JERSEY CITY, New Jersey — Martin Brodeur vividly recalls being an impromptu go-fer for his late father, Denis, a renowned sports photographer in Canada.
"We would go always go to spring training games (with the Montreal Expos) and turn our hotel room into a dark room, putting garbage bags all over the floor," said Brodeur, whose No. 30 will be retired by the New Jersey Devils in a ceremony Tuesday night.
"My brothers and sisters did that for our entire youth with our dad," Brodeur said. "Looking back, it takes a certain skill to be a sports photographer."
Youngsters in Jersey City will now learn some of those skills as part of a program announced Monday to honor the legendary goaltender's father.
The Denis Brodeur Sports Photography Program will give Henry Snyder High School students in Jersey City a sports photography class. The program is a partnership between the NHL, the New Jersey Devils, Getty Images, Panasonic and school and city officials. The program begins March 1.
Brodeur says his father, who died in 2013 at 82 years old, would be proud after making a great living through sports photography.
"I've lived my life through pictures," said Brodeur, who has been involved in a series of local activities surrounding the hoisting of his jersey Tuesday at the Prudential Center, including a clinic involving nearly 100 children and some of his former teammates.
"If you went back to my old house (in Montreal), you'd see all the different things my dad did on the walls. And you could see he was really good at it," he said.

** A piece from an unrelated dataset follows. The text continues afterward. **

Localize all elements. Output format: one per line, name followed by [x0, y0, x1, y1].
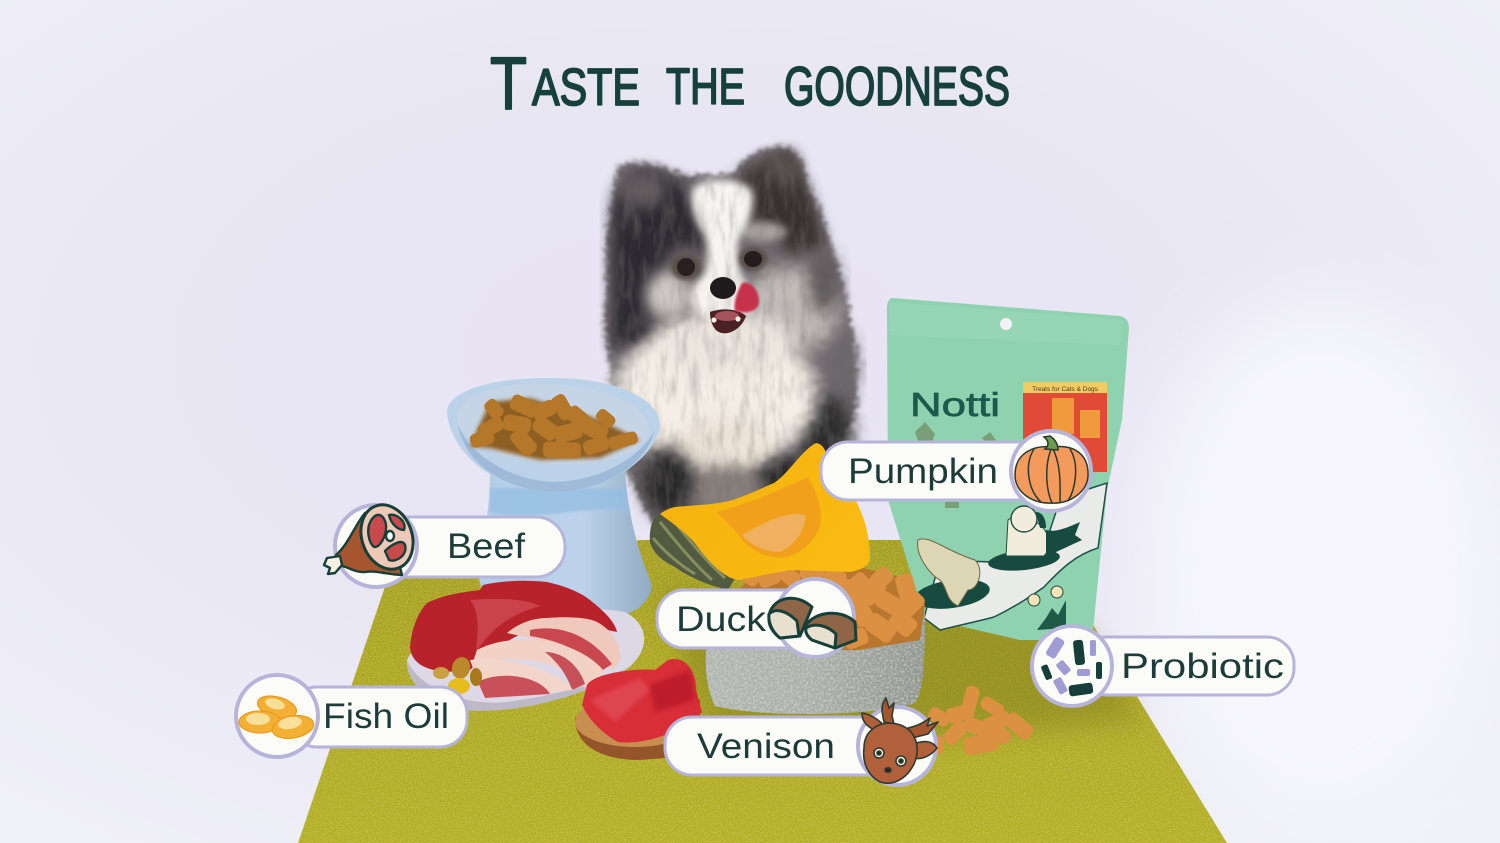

The idea for the program came during a meeting between Devils president Hugh Weber and Jersey City Mayor Steven Fulop 18 months ago. The Devils and Jersey City officials also announced an expansion of the city's Jersey City Capitals youth hockey program.
"It's important for our kids to experience sports at another level," said Snyder principal Yvonne Waller. "It's a chance for them to see sports in an entirely new light and give them a different understanding in sports."

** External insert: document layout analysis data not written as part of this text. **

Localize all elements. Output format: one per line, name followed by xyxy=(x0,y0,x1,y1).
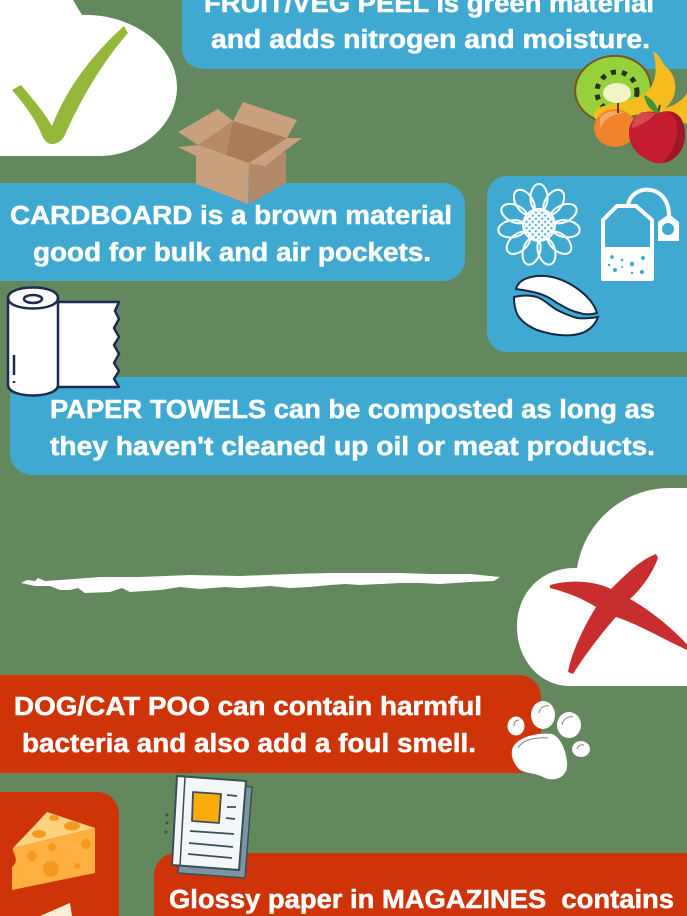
icon: paper towel roll xyxy=(8,288,119,396)
orange fruit xyxy=(594,103,636,147)
text: dog and cat poo xyxy=(14,693,482,758)
icon: coffee bean xyxy=(514,276,598,335)
panel: magazines xyxy=(154,853,687,916)
panel: cheese xyxy=(0,792,119,916)
green check mark xyxy=(12,26,128,144)
panel: dog and cat poo xyxy=(0,675,541,773)
panel: cardboard xyxy=(0,183,465,281)
towel sheet xyxy=(56,302,119,387)
white cloud xyxy=(0,0,177,156)
banana xyxy=(594,51,687,124)
icon: cardboard box xyxy=(178,102,302,204)
icon: check mark cloud xyxy=(0,0,177,156)
text: cardboard xyxy=(10,202,452,267)
panel: flower tea coffee xyxy=(487,176,687,352)
red apple xyxy=(629,105,685,163)
text: fruit and veg peel xyxy=(204,0,654,54)
icon: cross cloud xyxy=(517,488,687,686)
icon: paw print xyxy=(508,701,590,779)
icon: tea bag xyxy=(602,190,679,280)
icon: cheese wedge xyxy=(12,812,95,890)
text: paper towels: they haven't cleaned up oil or meat products. xyxy=(50,433,655,461)
text: fruit and veg peel: and adds nitrogen and moisture. xyxy=(211,26,650,54)
text: dog and cat poo: DOG/CAT POO can contain harmful xyxy=(14,693,482,721)
brush stroke divider xyxy=(21,573,500,593)
kiwi xyxy=(569,49,657,129)
icon: magazine xyxy=(172,776,252,878)
towel roll xyxy=(8,288,58,396)
apple leaf xyxy=(644,95,659,113)
icon: fruit group xyxy=(569,49,687,163)
text: cardboard: CARDBOARD is a brown material xyxy=(10,202,452,230)
red cross xyxy=(550,554,687,674)
text: cardboard: good for bulk and air pockets. xyxy=(33,239,431,267)
text: dog and cat poo: bacteria and also add a foul smell. xyxy=(22,730,476,758)
text: magazines: Glossy paper in MAGAZINES contains xyxy=(169,886,674,914)
icon: cream corner shape xyxy=(40,903,72,916)
decorative dots beside magazine xyxy=(164,814,168,834)
text: paper towels xyxy=(50,396,655,461)
white cloud xyxy=(517,488,687,686)
panel: fruit and veg peel xyxy=(182,0,687,69)
icon: flower xyxy=(497,184,581,267)
text: paper towels: PAPER TOWELS can be composted as long as xyxy=(50,396,655,424)
panel: paper towels xyxy=(10,377,687,475)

Panasonic will donate at least five cameras with still photography and video capabilities. The students will learn from several photographers, including Denis Brodeur's friend Bruce Bennett. The students will go to different sporting events, including Devils games, to shoot pictures that will eventually grace the walls of the Prudential Center.
"It's huge to be able to inspire the young people of Jersey City," Fulop said. "This program will shape these young people's lives for a long time. It's a great opportunity outside of school."
When Brodeur's No. 30 is raised Tuesday night, the goaltender will join Ken Daneyko, Scott Stevens and Scott Neidermayer as the only players to have their numbers retired by the club.
"The Devils have done a great job with this jersey celebration," Brodeur said ahead of a statue unveiling Monday night. "In fact, they're taking it to another level."
Brodeur played 20 seasons with the Devils, leading the team to the Stanley Cup championship three times (1995, 2000 and 2003). Brodeur is the NHL's all-time leader with 691 wins, 1,266 games played and 125 shutouts. He is currently the assistant general manager of the St. Louis Blues.